Stochastic Process

Keith A. Lewis

April 25, 2024

Abstract
Random variables indexed by time

A stochastic process is a collection of random variables indexed by time. A stochastic process is completely specified by its finite joint distributions. The standard setup specifies a sample space \Omega, and a probability measure P defined on algebras \mathcal{A}_t, t\in T. It is common to assume T is totally ordered and \mathcal{A}_t\subseteq\mathcal{A}_u whenever t\le u.

We write X_t\colon\mathcal{A}_t\to\boldsymbol{R}, t\in T, to indicate X_t is a function from \Omega to the real numbers that is \mathcal{A}_t-measurable. If \mathcal{A} is an algebra of sets then A\in\mathcal{A} is an atom of \mathcal{A} if B\in\mathcal{A} and B\subseteq A then either B = A or B = \emptyset.

Exercise. If \mathcal{A} is a finite algebra of sets on \Omega then the atoms of \mathcal{A} are a partition of $.

Hint: A collection \mathcal{A} of subsets of \Omega is a partition if the sets in \mathcal{A} are pairwise disjoint and the union of all sets in \mathcal{A} equals \Omega. Given \omega\in\Omega let A_\omega = \cap\{A\in\mathcal{A}\mid \omega\in\mathcal{A}\}.

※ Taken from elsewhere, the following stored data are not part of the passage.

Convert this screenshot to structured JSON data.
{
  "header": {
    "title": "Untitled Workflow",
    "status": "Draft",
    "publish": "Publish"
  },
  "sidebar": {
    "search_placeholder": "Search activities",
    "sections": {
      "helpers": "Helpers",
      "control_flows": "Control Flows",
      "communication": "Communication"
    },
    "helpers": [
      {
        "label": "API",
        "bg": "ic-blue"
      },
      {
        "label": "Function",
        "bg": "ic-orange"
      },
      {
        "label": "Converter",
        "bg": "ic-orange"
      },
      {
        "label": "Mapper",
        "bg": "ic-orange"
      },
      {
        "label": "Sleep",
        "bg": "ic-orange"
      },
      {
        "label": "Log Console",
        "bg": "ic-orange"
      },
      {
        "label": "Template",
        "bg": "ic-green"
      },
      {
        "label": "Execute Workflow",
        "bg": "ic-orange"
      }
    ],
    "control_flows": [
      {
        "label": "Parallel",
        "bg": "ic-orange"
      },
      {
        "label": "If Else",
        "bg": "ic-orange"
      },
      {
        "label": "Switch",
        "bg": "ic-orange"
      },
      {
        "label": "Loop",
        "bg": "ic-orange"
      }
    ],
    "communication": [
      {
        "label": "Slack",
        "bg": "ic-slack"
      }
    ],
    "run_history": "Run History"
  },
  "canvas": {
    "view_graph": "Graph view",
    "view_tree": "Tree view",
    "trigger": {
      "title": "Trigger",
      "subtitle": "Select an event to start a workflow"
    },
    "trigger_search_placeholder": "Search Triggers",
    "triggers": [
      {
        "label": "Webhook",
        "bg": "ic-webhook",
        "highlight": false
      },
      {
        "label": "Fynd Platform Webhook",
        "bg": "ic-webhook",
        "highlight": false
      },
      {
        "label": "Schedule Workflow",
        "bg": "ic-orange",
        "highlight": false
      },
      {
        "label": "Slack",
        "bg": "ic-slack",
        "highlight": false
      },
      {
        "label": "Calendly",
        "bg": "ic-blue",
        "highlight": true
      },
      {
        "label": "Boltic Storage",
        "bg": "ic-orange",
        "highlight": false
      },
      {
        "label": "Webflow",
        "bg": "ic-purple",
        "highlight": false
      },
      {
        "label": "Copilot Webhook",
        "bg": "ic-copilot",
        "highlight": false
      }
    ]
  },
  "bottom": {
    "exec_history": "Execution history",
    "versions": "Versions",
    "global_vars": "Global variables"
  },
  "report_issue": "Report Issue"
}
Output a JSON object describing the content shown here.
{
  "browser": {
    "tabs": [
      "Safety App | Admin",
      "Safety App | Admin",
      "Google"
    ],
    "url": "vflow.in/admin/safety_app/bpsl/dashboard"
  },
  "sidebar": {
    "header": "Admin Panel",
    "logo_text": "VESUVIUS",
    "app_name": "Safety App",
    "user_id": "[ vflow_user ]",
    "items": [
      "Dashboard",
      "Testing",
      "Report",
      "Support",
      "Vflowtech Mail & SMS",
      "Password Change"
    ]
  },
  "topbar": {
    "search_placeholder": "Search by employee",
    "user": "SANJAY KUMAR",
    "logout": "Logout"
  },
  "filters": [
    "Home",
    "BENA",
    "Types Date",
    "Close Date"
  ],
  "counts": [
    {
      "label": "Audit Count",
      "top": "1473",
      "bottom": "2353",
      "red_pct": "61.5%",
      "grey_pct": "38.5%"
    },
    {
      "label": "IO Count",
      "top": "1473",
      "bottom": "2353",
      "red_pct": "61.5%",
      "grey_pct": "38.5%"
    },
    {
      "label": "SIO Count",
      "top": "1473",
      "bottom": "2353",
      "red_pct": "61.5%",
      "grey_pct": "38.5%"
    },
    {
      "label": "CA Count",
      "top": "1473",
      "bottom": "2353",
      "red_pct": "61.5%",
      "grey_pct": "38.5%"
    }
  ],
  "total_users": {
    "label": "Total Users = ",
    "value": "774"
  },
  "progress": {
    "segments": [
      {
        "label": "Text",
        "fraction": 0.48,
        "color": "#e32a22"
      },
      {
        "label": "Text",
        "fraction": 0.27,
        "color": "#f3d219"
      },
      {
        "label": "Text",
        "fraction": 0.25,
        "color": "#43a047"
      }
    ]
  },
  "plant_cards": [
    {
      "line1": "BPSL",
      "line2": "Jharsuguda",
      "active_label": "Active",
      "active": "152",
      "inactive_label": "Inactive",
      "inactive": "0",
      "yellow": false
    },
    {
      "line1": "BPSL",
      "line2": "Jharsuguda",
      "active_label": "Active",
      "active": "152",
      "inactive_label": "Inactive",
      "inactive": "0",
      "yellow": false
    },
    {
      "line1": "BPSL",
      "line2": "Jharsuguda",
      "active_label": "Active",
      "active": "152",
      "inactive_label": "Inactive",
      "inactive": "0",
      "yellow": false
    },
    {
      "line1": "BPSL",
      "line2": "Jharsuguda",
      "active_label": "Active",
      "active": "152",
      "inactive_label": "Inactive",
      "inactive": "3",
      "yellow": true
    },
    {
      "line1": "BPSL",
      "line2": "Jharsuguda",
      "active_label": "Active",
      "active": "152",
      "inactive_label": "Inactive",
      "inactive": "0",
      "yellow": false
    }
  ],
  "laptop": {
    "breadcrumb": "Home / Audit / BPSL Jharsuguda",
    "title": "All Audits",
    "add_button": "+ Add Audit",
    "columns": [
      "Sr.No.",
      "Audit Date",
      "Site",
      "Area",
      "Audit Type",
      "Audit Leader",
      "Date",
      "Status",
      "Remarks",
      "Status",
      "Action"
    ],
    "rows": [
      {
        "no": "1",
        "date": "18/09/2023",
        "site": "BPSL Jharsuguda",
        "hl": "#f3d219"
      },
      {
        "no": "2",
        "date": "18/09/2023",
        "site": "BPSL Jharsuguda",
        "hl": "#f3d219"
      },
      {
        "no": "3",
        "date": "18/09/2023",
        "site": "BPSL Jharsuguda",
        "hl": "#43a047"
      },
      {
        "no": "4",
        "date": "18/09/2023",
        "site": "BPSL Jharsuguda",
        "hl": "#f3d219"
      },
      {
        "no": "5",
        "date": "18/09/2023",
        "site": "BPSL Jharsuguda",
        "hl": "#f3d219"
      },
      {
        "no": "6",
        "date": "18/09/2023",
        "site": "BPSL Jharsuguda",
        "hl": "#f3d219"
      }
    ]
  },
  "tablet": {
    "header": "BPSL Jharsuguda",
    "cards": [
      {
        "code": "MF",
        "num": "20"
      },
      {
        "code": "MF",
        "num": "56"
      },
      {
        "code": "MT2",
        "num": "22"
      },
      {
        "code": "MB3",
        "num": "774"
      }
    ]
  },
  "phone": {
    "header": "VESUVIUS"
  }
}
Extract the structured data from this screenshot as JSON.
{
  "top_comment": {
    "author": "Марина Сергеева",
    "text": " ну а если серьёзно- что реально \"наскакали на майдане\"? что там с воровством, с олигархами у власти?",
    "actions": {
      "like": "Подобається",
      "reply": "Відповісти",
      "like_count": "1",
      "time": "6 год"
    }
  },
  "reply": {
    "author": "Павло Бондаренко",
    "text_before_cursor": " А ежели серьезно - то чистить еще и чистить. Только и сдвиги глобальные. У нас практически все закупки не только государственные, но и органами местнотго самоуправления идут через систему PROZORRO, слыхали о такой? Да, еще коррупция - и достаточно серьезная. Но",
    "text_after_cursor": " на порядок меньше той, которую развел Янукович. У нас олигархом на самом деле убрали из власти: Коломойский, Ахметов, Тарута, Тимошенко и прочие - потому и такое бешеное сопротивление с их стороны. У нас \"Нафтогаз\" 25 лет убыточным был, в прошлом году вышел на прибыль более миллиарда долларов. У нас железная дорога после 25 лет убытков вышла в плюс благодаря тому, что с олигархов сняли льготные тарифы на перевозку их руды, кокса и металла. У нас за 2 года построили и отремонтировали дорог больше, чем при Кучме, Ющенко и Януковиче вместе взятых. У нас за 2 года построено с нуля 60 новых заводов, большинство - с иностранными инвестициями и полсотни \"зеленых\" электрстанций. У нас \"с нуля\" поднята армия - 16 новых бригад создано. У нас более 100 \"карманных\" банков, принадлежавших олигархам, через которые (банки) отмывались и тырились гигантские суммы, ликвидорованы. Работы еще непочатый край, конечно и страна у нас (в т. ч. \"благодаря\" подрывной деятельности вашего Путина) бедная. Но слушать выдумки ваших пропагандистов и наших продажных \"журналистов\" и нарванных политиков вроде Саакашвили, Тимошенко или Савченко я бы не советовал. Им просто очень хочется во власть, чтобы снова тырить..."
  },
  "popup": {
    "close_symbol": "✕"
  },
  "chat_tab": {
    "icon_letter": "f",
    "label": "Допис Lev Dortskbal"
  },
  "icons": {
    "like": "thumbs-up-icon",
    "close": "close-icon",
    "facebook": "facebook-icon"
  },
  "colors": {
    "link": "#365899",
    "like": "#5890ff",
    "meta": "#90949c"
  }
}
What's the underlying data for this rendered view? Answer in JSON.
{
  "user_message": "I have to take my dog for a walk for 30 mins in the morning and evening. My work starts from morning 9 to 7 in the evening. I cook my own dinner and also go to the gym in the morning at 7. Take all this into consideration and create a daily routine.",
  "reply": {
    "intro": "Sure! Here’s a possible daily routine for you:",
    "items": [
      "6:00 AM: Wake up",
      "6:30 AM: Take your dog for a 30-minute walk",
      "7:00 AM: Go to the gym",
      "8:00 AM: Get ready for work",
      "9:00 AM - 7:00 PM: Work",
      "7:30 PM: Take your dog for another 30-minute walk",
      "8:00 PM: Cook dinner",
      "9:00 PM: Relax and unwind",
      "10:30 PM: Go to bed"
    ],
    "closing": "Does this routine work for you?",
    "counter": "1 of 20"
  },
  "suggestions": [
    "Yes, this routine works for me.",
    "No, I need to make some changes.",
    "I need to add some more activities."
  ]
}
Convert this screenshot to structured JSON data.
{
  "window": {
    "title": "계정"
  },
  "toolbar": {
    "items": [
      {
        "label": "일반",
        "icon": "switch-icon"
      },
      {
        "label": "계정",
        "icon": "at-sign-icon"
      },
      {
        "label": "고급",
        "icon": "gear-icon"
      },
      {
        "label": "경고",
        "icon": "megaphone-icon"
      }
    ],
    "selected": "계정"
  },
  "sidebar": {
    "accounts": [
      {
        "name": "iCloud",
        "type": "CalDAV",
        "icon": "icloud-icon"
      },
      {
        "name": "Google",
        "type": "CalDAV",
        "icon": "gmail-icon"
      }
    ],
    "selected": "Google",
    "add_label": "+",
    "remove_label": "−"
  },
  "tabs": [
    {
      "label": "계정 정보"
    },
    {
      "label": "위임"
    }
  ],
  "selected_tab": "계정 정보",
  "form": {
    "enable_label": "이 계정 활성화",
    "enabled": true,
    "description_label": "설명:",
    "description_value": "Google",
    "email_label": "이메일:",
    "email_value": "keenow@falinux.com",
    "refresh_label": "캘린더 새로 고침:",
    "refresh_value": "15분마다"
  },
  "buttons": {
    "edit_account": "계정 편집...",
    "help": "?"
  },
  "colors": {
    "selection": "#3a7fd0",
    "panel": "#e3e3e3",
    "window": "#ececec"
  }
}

In the finite case the atoms of \mathcal{A} determine the algeba \mathcal{A} so we can identify \mathcal{A} with its atoms.

Recall that a function X\colon\Omega\to\boldsymbol{R} is \mathcal{A}-measurable if \{\omega\in\Omega\mid f(\omega)\le x\} belongs to \mathcal{A} for all x\in\boldsymbol{R}.

Exercise. If \mathcal{A} is finite show f is measurable if and only if it is constant on atoms of \mathcal{A}.

A consequence of this exercise is that f\colon\Omega\to\boldsymbol{R} is \mathcal{A}-measurable if and only if f\colon\mathcal{A}\to\boldsymbol{R} is a function from the atoms of \mathcal{A} to the real numbers.